Le projet de loi C-4 ne fera rien pour empêcher le trafic humain. De nouvelles lois n’attraperont pas les passeurs, qui sont à l’étranger. Les peines minimales obligatoires n’auront aucun effet de dissuasion : en vertu de la Loi sur l’immigration et la protection des réfugiés, l’organisation de l’entrée illégale est déjà passible de l’emprisonnement à perpétuité; il a été démontré que les peines minimales obligatoires n’ont pas d’effet de dissuasion. Les réfugiés savent peu ou rien sur les lois avant leur arrivée dans un pays d’asile, et même s’ils en savent quelque chose, la peur désespérée pour sauver leur vie les oblige à faire tout ce qu’ils doivent pour fuir la persécution. L’Australie a essayé de punir les réfugiés afin de les dissuader : cela n’a pas fonctionné.
 
Le projet de loi C-4 doit être retiré ou rejeté. Le gouvernement devrait s’attaquer au problème des passeurs sans punir les réfugiés.
 
Le projet de loi C-4 punit les réfugiés
Le projet de loi a été présenté comme une législation qui cible les passeurs, mais en fait la plupart des dispositions punissent non pas les passeurs, mais les réfugiés. En vertu du projet de loi C-4, les réfugiés, incluant les enfants, seront détenus obligatoirement pendant une année, sans possibilité de libération, et privés de la réunification familiale et du droit de voyager à l’étranger pendant plus de 5 ans. En vertu du projet de loi C-4, les réfugiés seront trois fois victimes : d’abord aux mains des persécuteurs, ensuite aux mains des passeurs, et enfin par le Canada.
 
Le projet de loi C-4 viole la Charte et les obligations internationales du Canada en matière de droits humains
Le projet de loi viole de nombreux droits garantis par la Charte canadienne des droits et libertés et par les conventions internationales dont le Canada est signataire, y compris la Convention relative au statut des réfugiés (Convention sur les réfugiés) et la Convention relative aux droits de l’enfant.
 
Le projet de loi C-4 est discriminatoire
Le projet de loi crée deux catégories de réfugiés, dont une catégorie (ceux qui sont « désignés » en raison de leur mode d’arrivée) sera traitée pire que l’autre.
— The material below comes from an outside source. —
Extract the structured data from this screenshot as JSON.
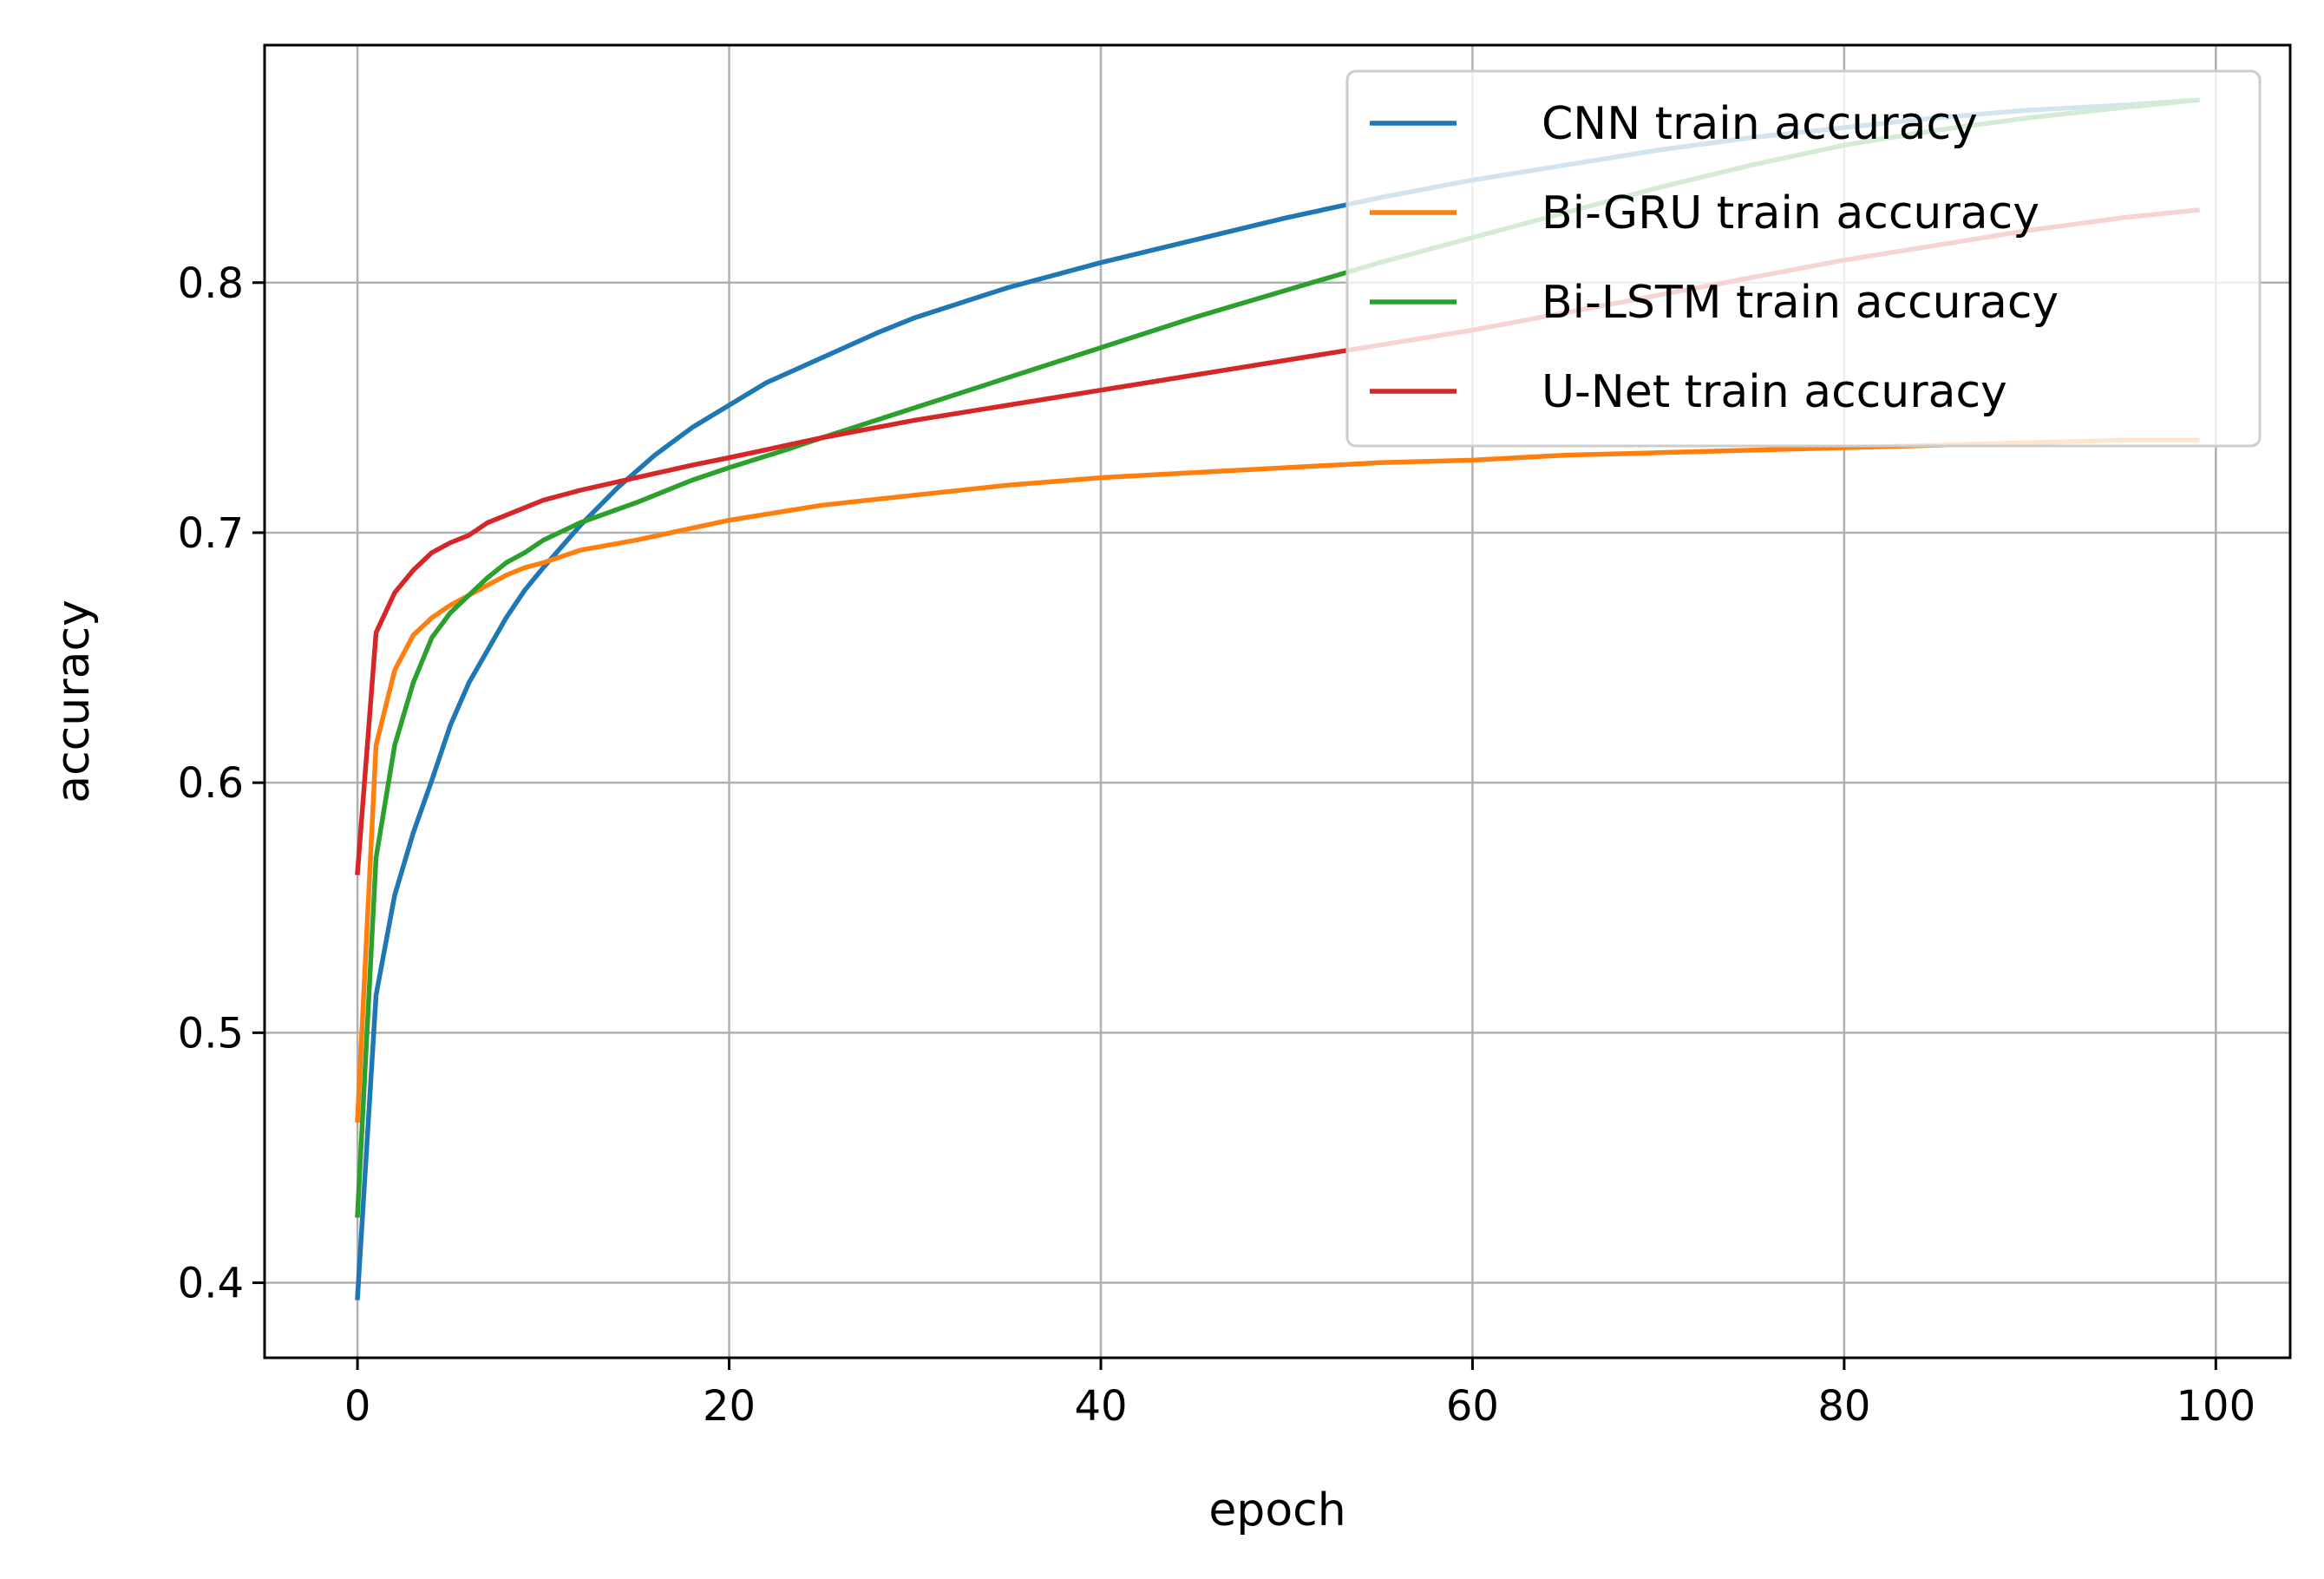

Cette situation est discriminatoire et contraire à la Charte, qui garantit l’égalité devant la loi (article 15).
 
Le projet de loi C-4 pénalise les réfugiés en raison de leur mode d’arrivée
Le projet de loi impose une série de sanctions contre les personnes « désignées », en violation de la Convention sur les réfugiés, qui interdit explicitement aux États d’imposer des sanctions aux réfugiés pour leur entrée illégale (article 31).
 
Le projet de loi C-4 impose la détention arbitraire
Le projet de loi prévoit la détention obligatoire des personnes désignées, sans examen indépendant. Ceci constitue de la détention arbitraire, ce qui est contraire à la Charte et au droit international.
 
Parmi les personnes détenues, il y aura des enfants. À moins qu’ils soient acceptés comme réfugiés ou libérés pour des motifs discrétionnaires par le ministre, sur la base de « circonstances exceptionnelles », les personnes désignées resteront en détention pendant une année avant d’avoir accès un contrôle des motifs de leur détention.
 
La Cour suprême du Canada a récemment affirmé clairement que la détention sans contrôle pendant de longues périodes est contraire à la Charte (article 7).[1] Pourtant, c’est exactement ce que propose le Projet de loi C-49.
 
La détention arbitraire est également interdite par le droit international, notamment par le Pacte international relatif aux droits civils et politiques.
 
Le projet de loi prévoit également l’imposition de conditions obligatoires à la libération, et la détention indéfinie, au-delà de 12 mois, sans possibilité de libération, si le ministre est d’avis que l’identité de la personne n’a pas été prouvée. Ces deux mesures supplémentaires privent des personnes de leur liberté, sans qu’un tribunal indépendant puisse examiner si elles sont nécessaires dans le cas d’espèce, en violation de la Charte et du droit international.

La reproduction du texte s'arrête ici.